Daily gaps in graphs - Around 12-1am

My first idea also that its some cleanup of ports, fdb or something, but strange that it only effect on dispatcher service polling and invisible for old crontab polling.

I also faced this issue and there have daily gap from 08:00 am to 08:40 am.
I’ve checked disk i/o and CPU utilization, and there have some strange status.

  1. Utilization of RRDCached service getting lower in this period, and the process counter reduce from 50 times per minute to 10 times per minute.

  2. Utilization of MYSQL also getting lower in this period, and the process counter reduce from 90 times per minute to 10-20 times per minute.

  3. Disk write speed reduce from 30MB/s to 5MB/s in this period.

  4. CPU idle percentage increase from 30% to 98% in this period.

I only monitor around 200 devices on it, and I use VM instead of appliance server.

Is there have any way to find out root cause on this issue?

Are you backing up the VM at that hour by casuality?

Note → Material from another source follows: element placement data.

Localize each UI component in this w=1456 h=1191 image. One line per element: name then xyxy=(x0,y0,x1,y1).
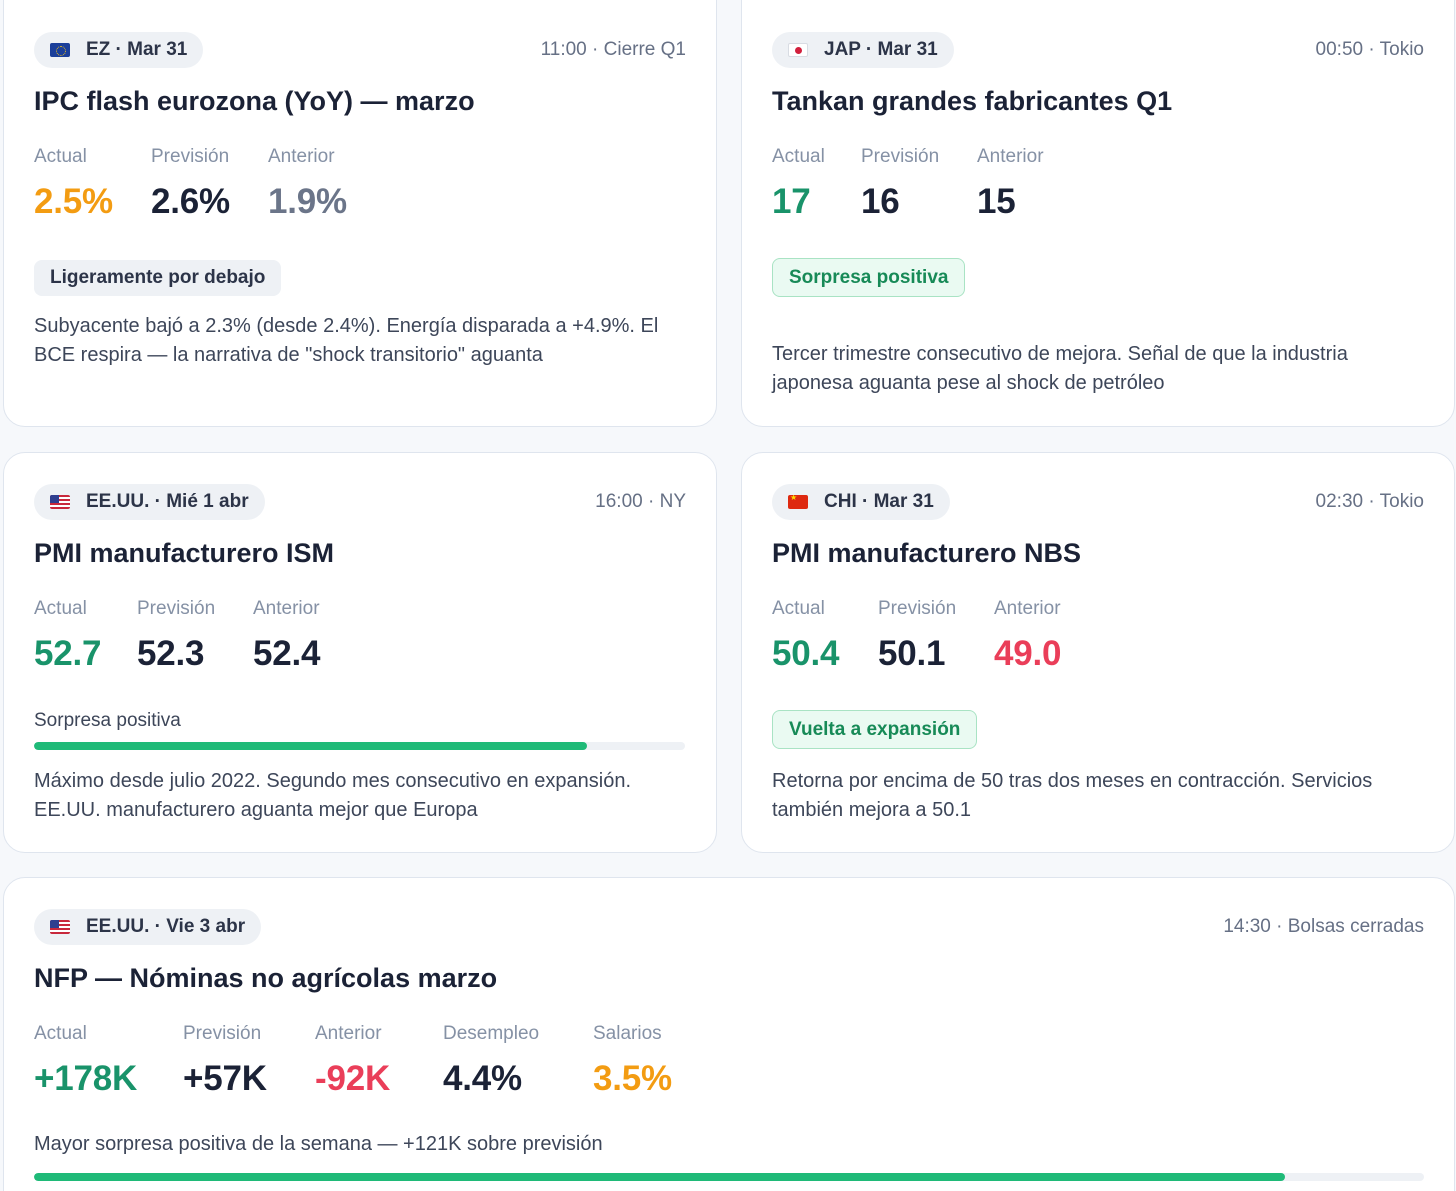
event-title: NFP — Nóminas no agrícolas marzo xyxy=(34,963,498,993)
release-time: 11:00 · Cierre Q1 xyxy=(540,39,686,60)
stat-label: Previsión xyxy=(183,1023,262,1044)
region-date: EE.UU. · Vie 3 abr xyxy=(86,916,246,937)
stat-prevision: Previsión 2.6% xyxy=(151,146,230,222)
stat-label: Previsión xyxy=(861,146,940,167)
stat-prevision: Previsión +57K xyxy=(183,1023,267,1099)
stat-value: 4.4% xyxy=(443,1059,522,1098)
stat-label: Salarios xyxy=(593,1023,662,1044)
region-date: CHI · Mar 31 xyxy=(824,491,934,512)
us-flag-icon xyxy=(50,920,70,934)
stat-actual: Actual 17 xyxy=(772,146,825,222)
stat-value: 1.9% xyxy=(268,182,347,221)
stat-value: 50.4 xyxy=(772,634,840,673)
event-title: Tankan grandes fabricantes Q1 xyxy=(772,86,1173,116)
stat-value: 52.3 xyxy=(137,634,205,673)
stat-value: 52.7 xyxy=(34,634,102,673)
china-flag-icon xyxy=(788,495,808,509)
stat-value: 52.4 xyxy=(253,634,321,673)
surprise-bar xyxy=(34,1173,1424,1181)
event-card-ipc-eurozona: EZ · Mar 31 11:00 · Cierre Q1 IPC flash … xyxy=(3,0,717,427)
stat-label: Actual xyxy=(34,598,87,619)
surprise-bar-label: Sorpresa positiva xyxy=(34,710,181,731)
stat-value: 3.5% xyxy=(593,1059,672,1098)
stat-actual: Actual +178K xyxy=(34,1023,137,1099)
stat-prevision: Previsión 52.3 xyxy=(137,598,215,674)
event-card-nfp: EE.UU. · Vie 3 abr 14:30 · Bolsas cerrad… xyxy=(3,877,1455,1191)
region-date: EZ · Mar 31 xyxy=(86,39,188,60)
region-date-pill: EZ · Mar 31 xyxy=(34,32,204,68)
stat-value: 16 xyxy=(861,182,900,221)
surprise-badge: Sorpresa positiva xyxy=(772,258,966,297)
release-time: 00:50 · Tokio xyxy=(1315,39,1424,60)
stat-label: Previsión xyxy=(151,146,230,167)
region-date-pill: EE.UU. · Vie 3 abr xyxy=(34,909,262,945)
region-date: JAP · Mar 31 xyxy=(824,39,938,60)
stat-value: 49.0 xyxy=(994,634,1062,673)
stat-value: 2.5% xyxy=(34,182,113,221)
region-date: EE.UU. · Mié 1 abr xyxy=(86,491,249,512)
stat-label: Anterior xyxy=(977,146,1044,167)
region-date-pill: EE.UU. · Mié 1 abr xyxy=(34,484,265,520)
event-title: IPC flash eurozona (YoY) — marzo xyxy=(34,86,475,116)
stat-anterior: Anterior 1.9% xyxy=(268,146,347,222)
event-note: Tercer trimestre consecutivo de mejora. … xyxy=(772,343,1348,394)
surprise-badge: Vuelta a expansión xyxy=(772,710,978,749)
stat-desempleo: Desempleo 4.4% xyxy=(443,1023,539,1099)
stat-label: Anterior xyxy=(994,598,1061,619)
release-time: 16:00 · NY xyxy=(595,491,686,512)
stat-actual: Actual 50.4 xyxy=(772,598,840,674)
stat-prevision: Previsión 50.1 xyxy=(878,598,956,674)
stat-label: Anterior xyxy=(315,1023,382,1044)
region-date-pill: JAP · Mar 31 xyxy=(772,32,954,68)
event-title: PMI manufacturero NBS xyxy=(772,538,1082,568)
stat-value: 15 xyxy=(977,182,1016,221)
stat-label: Anterior xyxy=(268,146,335,167)
surprise-bar-fill xyxy=(34,742,588,750)
stat-label: Actual xyxy=(34,1023,87,1044)
release-time: 02:30 · Tokio xyxy=(1315,491,1424,512)
stat-label: Previsión xyxy=(878,598,957,619)
stat-value: 17 xyxy=(772,182,811,221)
stat-label: Actual xyxy=(772,146,825,167)
us-flag-icon xyxy=(50,495,70,509)
event-note: Retorna por encima de 50 tras dos meses … xyxy=(772,770,1373,821)
region-date-pill: CHI · Mar 31 xyxy=(772,484,950,520)
event-card-pmi-ism: EE.UU. · Mié 1 abr 16:00 · NY PMI manufa… xyxy=(3,452,717,853)
stat-prevision: Previsión 16 xyxy=(861,146,939,222)
surprise-bar-fill xyxy=(34,1173,1285,1181)
surprise-bar-label: Mayor sorpresa positiva de la semana — +… xyxy=(34,1133,603,1155)
event-title: PMI manufacturero ISM xyxy=(34,538,335,568)
stat-anterior: Anterior -92K xyxy=(315,1023,390,1099)
stat-actual: Actual 2.5% xyxy=(34,146,113,222)
stat-actual: Actual 52.7 xyxy=(34,598,102,674)
stat-label: Actual xyxy=(772,598,825,619)
stat-label: Actual xyxy=(34,146,87,167)
surprise-badge: Ligeramente por debajo xyxy=(34,260,282,296)
stat-label: Desempleo xyxy=(443,1023,540,1044)
japan-flag-icon xyxy=(788,43,808,57)
stat-value: -92K xyxy=(315,1059,391,1098)
stat-value: 50.1 xyxy=(878,634,946,673)
stat-value: 2.6% xyxy=(151,182,230,221)
surprise-bar xyxy=(34,742,685,750)
event-card-pmi-nbs: CHI · Mar 31 02:30 · Tokio PMI manufactu… xyxy=(741,452,1455,853)
event-note: Máximo desde julio 2022. Segundo mes con… xyxy=(34,770,632,821)
stat-anterior: Anterior 15 xyxy=(977,146,1044,222)
event-note: Subyacente bajó a 2.3% (desde 2.4%). Ene… xyxy=(34,315,659,366)
stat-label: Anterior xyxy=(253,598,320,619)
stat-anterior: Anterior 49.0 xyxy=(994,598,1062,674)
stat-value: +178K xyxy=(34,1059,138,1098)
event-card-tankan: JAP · Mar 31 00:50 · Tokio Tankan grande… xyxy=(741,0,1455,427)
stat-anterior: Anterior 52.4 xyxy=(253,598,321,674)
release-time: 14:30 · Bolsas cerradas xyxy=(1223,916,1424,937)
stat-value: +57K xyxy=(183,1059,267,1098)
stat-salarios: Salarios 3.5% xyxy=(593,1023,672,1099)
stat-label: Previsión xyxy=(137,598,216,619)
eu-flag-icon xyxy=(50,43,70,57)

No, I’ve checked with VM admin, and there is no regular snapshot or backup activity in this period, and the resource on host is under 50%, so it should not be the issue on virtualization.

I also checked process status for librenms and mysql account, and the RRDCached status is getting lower than other time.
May I know how to check why this happen?

I made distributed dispatcher service setup with added couple more pollers - daily gap only on master poller.
Now i suspect it maybe connected to peeringdb caching as it seems longest daily task, i will try to disable it and check again.

May I know did you solved this issue?

Nope, only was able somehow move gaps to other than master poller, so it is possible to limit affected hosts, but can’t catch yet what steps exactly did that.

I’ve proposed a change that should resolve the gaps in polling at around midnight UTC for users of the dispatcher service.

If you’re affected, it’d be useful to know what your longest discovery job is (look in the devices DB table, last_discovered_timetaken), and if the change works for you.

2 Likes

We are affected. We have 4 devices that take a long time to pull. They are Cisco switches all of the same make and model. 2 of them take 1.5 hours and the other 2 take 3.5 hours (each set of switches are in a different datacenter). LibreNMS version 1.66. Turning off the discovery process in the dispatcher doesn’t solve our problem either. The LibreNMS service still does discovery throughout the day and if one of these switches is discovered at 11pm (or any time before midnight and the time it takes to finish), graphs will stop at midnight until the discovery is completed.

Same here for us, using the dispatcher and version 1.66. anyone has a workaround?

You can use Work In Progress PR from @TheMysteriousX, check couple post above, i tested it couple months ago it was working good, gaps vanished. Will also test current version and report.